How do we square the complaints of borrowing-starved homebuyers and businesses with the insistence of Barclays boss Bob Diamond at Tuesday's select committee hearing that he and other bank chiefs are now lending more than they were? Well, one problem is that even if the banks still active in the UK are lending as much now as they were prior to the financial crisis, a good number of international banks have pulled out of the country.
But there may also be another explanation for lending shortages.
This point comes courtesy of investment bank UBS, which has been looking into who is and isn't lending more to homebuyers.
Why is Lloyds cutting back on lending? Not, as public outrage might have it, so it can finance bonus payments. The real answer is Lloyds' determination to end its reliance on the state: it is racing to repay the billions it took from the special liquidity scheme (SLS) before the end of 2012 deadline that has been set by the Bank of England for the closure of this facility.

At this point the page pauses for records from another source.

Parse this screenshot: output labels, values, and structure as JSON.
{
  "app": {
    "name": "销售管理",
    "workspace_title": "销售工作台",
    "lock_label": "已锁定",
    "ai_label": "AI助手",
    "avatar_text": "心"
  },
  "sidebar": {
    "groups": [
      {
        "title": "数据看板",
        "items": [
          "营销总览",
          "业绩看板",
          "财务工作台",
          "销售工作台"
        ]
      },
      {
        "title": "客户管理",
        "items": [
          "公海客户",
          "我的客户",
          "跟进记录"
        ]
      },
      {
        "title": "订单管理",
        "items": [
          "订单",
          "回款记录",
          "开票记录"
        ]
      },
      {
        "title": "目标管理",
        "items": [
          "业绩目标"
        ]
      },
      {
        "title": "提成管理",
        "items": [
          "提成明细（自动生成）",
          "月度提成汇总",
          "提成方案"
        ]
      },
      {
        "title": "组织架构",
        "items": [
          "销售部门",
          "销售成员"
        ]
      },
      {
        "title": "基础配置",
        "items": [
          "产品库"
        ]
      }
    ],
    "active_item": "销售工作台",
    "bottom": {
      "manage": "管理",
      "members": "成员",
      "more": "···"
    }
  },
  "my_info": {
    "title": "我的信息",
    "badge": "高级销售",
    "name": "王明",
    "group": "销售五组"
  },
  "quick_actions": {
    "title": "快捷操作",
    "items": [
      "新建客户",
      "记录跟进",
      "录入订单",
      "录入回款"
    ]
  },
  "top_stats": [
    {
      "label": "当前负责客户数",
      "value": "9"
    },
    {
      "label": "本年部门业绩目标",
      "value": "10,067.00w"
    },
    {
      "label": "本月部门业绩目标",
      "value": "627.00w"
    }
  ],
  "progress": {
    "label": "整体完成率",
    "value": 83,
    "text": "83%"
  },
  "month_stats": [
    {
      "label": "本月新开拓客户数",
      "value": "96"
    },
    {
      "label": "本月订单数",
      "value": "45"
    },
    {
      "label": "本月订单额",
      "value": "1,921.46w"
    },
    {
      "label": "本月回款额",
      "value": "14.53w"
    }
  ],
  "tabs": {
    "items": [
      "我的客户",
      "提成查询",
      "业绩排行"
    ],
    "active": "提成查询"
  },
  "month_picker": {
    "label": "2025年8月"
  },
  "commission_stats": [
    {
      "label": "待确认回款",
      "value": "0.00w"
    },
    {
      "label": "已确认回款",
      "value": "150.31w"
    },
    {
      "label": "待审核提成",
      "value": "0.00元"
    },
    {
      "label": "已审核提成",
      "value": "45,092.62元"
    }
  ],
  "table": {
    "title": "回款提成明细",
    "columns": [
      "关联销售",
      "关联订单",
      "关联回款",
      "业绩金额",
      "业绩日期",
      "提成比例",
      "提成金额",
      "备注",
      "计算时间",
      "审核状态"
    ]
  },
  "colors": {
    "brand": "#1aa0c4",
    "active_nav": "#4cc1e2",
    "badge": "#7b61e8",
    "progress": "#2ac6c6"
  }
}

Indeed, UBS points out, Lloyds has been able to raise £40bn of new funding over the past 12 months, twice as much as it had hoped. But all of the additional money has gone towards repaying the SLS, rather than funding new mortgage lending.
Now, there will be many people who think it is absolutely correct that Lloyds should be prioritising paring down its dependence on the state, rather than making loans to house purchasers.
Still, this is not going to be achieved without some painful side effects - and the constraints on lending at banks such as Lloyds is one of those.
In a debate clouded by anger about bonuses, this point will no doubt be missed.